News: The Countertraffickers – Rescuing the victims of the global sex trade.
Rotaru, who is twenty-six, works for the International Organization for Migration, a group connected to the United Nations, in Chisinau, Moldova. She is a repatriation specialist. Her main task is bringing lost Moldovans home. Nearly all her clients are victims of human trafficking, most of them women sold into prostitution abroad, and their stories pour across her desk in stark vignettes and muddled sagas of desperation, violence, betrayal, and sorrow.

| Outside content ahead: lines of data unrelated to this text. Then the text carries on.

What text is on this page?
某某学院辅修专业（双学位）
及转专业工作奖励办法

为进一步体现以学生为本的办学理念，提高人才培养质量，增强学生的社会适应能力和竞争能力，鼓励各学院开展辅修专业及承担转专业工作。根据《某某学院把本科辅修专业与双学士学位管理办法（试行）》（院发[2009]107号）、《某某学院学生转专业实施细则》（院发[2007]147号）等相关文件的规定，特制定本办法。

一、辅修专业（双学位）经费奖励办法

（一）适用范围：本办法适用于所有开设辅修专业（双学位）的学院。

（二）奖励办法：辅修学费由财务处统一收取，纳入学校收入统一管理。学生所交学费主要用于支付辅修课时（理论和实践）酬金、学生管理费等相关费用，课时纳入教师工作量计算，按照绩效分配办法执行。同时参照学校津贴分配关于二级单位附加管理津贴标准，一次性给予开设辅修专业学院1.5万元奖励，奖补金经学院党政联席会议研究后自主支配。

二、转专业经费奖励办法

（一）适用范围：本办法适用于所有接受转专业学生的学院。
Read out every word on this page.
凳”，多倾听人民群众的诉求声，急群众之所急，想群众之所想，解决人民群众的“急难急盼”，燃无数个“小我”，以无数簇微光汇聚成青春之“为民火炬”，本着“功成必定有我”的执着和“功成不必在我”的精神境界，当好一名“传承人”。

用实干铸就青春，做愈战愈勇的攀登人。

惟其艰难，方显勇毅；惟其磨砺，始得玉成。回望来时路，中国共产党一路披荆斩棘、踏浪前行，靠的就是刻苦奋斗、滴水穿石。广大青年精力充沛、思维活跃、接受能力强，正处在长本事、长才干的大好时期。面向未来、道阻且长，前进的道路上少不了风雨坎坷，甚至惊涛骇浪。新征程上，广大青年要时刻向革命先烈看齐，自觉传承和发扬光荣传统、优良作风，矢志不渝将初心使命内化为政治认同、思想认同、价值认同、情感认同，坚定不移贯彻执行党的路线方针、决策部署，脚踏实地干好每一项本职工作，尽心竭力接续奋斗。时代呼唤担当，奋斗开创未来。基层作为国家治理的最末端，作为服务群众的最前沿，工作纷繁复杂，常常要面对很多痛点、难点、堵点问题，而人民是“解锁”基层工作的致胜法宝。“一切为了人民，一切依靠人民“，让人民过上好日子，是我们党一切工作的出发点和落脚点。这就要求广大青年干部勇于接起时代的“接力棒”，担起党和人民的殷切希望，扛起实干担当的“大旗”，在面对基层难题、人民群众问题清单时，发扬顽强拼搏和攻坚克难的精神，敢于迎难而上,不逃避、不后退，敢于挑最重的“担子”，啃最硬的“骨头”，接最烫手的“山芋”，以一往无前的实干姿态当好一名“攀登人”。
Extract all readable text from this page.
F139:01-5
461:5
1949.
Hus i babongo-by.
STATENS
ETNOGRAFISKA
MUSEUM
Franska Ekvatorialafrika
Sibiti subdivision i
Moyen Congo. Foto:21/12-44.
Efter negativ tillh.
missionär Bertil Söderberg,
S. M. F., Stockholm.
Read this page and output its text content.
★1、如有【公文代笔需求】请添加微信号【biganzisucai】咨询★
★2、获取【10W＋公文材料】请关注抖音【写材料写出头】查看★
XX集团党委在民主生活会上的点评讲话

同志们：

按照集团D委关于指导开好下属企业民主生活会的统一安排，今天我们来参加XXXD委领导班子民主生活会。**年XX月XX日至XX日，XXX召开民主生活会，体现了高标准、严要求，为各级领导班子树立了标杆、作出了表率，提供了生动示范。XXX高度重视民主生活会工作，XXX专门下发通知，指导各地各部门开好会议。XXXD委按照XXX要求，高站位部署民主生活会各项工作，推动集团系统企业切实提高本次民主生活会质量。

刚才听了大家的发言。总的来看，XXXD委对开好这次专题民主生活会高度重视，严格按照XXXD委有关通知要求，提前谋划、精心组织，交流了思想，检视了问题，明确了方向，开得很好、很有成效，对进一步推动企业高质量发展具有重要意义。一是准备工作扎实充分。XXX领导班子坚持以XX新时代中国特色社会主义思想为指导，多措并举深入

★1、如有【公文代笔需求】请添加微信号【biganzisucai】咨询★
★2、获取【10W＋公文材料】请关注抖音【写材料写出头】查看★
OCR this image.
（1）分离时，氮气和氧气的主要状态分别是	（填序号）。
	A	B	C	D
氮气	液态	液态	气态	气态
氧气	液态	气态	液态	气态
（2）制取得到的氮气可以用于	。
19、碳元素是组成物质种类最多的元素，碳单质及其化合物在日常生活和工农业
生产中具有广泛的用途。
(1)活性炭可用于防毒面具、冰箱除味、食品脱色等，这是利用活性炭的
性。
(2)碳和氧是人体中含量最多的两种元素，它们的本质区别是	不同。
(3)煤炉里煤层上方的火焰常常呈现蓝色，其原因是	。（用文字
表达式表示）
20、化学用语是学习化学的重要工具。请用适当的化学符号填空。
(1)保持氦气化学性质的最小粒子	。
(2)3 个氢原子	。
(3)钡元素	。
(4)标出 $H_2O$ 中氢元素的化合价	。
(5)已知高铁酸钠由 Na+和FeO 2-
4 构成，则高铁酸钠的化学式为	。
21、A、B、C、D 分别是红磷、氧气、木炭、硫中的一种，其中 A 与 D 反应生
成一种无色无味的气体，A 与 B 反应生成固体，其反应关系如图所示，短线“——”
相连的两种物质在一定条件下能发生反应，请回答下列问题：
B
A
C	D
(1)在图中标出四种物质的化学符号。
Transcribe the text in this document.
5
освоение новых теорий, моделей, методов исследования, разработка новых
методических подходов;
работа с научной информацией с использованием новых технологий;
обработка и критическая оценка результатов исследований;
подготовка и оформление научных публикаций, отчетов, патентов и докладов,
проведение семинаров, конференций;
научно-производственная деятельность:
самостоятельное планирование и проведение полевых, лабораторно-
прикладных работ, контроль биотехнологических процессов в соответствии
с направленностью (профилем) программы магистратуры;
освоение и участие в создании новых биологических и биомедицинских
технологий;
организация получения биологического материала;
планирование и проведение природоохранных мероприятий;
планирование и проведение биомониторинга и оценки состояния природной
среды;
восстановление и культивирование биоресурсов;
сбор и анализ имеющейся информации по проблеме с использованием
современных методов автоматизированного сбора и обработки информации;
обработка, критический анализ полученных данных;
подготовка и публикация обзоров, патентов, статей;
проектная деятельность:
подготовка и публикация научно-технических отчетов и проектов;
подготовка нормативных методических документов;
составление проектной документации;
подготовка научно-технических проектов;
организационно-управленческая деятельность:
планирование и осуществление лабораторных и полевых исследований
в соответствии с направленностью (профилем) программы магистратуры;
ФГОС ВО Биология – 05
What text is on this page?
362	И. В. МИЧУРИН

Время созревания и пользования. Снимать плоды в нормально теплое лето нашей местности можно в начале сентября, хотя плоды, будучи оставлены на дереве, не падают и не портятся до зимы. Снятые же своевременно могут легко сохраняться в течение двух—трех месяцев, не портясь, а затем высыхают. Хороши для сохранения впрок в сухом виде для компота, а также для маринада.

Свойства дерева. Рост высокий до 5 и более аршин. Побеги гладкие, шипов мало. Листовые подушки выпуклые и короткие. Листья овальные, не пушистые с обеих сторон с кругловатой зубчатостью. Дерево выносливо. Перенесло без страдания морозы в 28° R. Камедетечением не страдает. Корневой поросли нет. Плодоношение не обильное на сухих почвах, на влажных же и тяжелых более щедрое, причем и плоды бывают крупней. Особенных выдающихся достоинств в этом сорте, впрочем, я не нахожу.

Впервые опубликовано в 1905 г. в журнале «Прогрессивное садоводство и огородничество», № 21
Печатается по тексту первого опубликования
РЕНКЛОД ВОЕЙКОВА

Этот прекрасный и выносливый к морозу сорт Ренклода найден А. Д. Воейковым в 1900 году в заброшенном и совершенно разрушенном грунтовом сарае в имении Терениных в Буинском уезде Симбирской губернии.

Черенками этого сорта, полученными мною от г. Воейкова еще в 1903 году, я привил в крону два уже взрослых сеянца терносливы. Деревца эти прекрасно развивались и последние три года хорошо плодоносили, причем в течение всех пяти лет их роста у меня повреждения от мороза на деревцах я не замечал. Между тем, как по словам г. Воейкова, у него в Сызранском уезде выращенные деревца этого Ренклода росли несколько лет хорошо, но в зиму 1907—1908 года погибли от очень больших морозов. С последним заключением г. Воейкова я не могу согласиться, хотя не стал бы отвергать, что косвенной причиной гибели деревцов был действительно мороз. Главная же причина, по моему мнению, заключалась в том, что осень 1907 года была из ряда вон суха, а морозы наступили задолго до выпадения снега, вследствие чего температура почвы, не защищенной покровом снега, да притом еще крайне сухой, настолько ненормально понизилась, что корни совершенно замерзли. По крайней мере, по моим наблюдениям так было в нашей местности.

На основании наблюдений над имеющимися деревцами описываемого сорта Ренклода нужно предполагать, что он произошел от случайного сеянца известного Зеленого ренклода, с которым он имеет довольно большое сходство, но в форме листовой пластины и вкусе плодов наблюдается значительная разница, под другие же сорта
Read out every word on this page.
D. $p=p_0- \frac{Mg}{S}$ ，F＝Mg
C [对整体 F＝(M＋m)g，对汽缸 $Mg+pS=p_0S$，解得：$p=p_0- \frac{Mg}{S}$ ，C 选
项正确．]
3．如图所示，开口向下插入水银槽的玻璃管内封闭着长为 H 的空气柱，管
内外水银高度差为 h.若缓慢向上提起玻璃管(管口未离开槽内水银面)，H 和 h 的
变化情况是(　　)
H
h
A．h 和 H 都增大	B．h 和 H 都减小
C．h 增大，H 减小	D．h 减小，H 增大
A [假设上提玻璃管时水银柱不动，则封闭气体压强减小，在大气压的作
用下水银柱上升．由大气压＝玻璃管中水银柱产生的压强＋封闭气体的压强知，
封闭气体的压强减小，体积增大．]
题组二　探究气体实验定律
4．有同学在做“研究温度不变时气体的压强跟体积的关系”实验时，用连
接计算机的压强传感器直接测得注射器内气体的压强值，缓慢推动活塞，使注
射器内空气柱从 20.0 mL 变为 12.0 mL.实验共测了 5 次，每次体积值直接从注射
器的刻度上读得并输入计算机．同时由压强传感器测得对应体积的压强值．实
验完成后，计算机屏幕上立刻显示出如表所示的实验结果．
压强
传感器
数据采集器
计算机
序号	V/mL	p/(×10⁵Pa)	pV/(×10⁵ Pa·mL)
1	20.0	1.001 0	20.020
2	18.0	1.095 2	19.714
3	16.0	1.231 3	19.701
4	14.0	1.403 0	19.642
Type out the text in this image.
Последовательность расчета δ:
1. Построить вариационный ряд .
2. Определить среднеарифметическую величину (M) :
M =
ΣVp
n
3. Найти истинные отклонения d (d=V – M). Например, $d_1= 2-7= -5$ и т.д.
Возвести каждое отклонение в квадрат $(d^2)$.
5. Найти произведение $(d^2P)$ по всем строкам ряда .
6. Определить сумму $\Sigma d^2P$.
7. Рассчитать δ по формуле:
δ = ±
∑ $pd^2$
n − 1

Her allies and colleagues in this work are widely scattered. An ebullient Dubai prison officer named Omer, who calls Rotaru “sister,” has been a help. So have Russian policemen, an Israeli lawyer, a Ukrainian psychologist, an Irish social worker, a Turkish women’s shelter, Interpol, and various consulates and embassies, as well as travel agents, priests, and partner organizations, including an anti-trafficking group called La Strada, which has offices downstairs from Rotaru’s and a dedicated victims’ hot line.

This article is an eye-opener for anyone who wants to understand the gritty face of human trafficking in the world today. I could not have found Moldova on the global map prior to reading this piece, but now the places is etched in my mind as the quintessential example of an “invisible” country living in the shadow of slavery.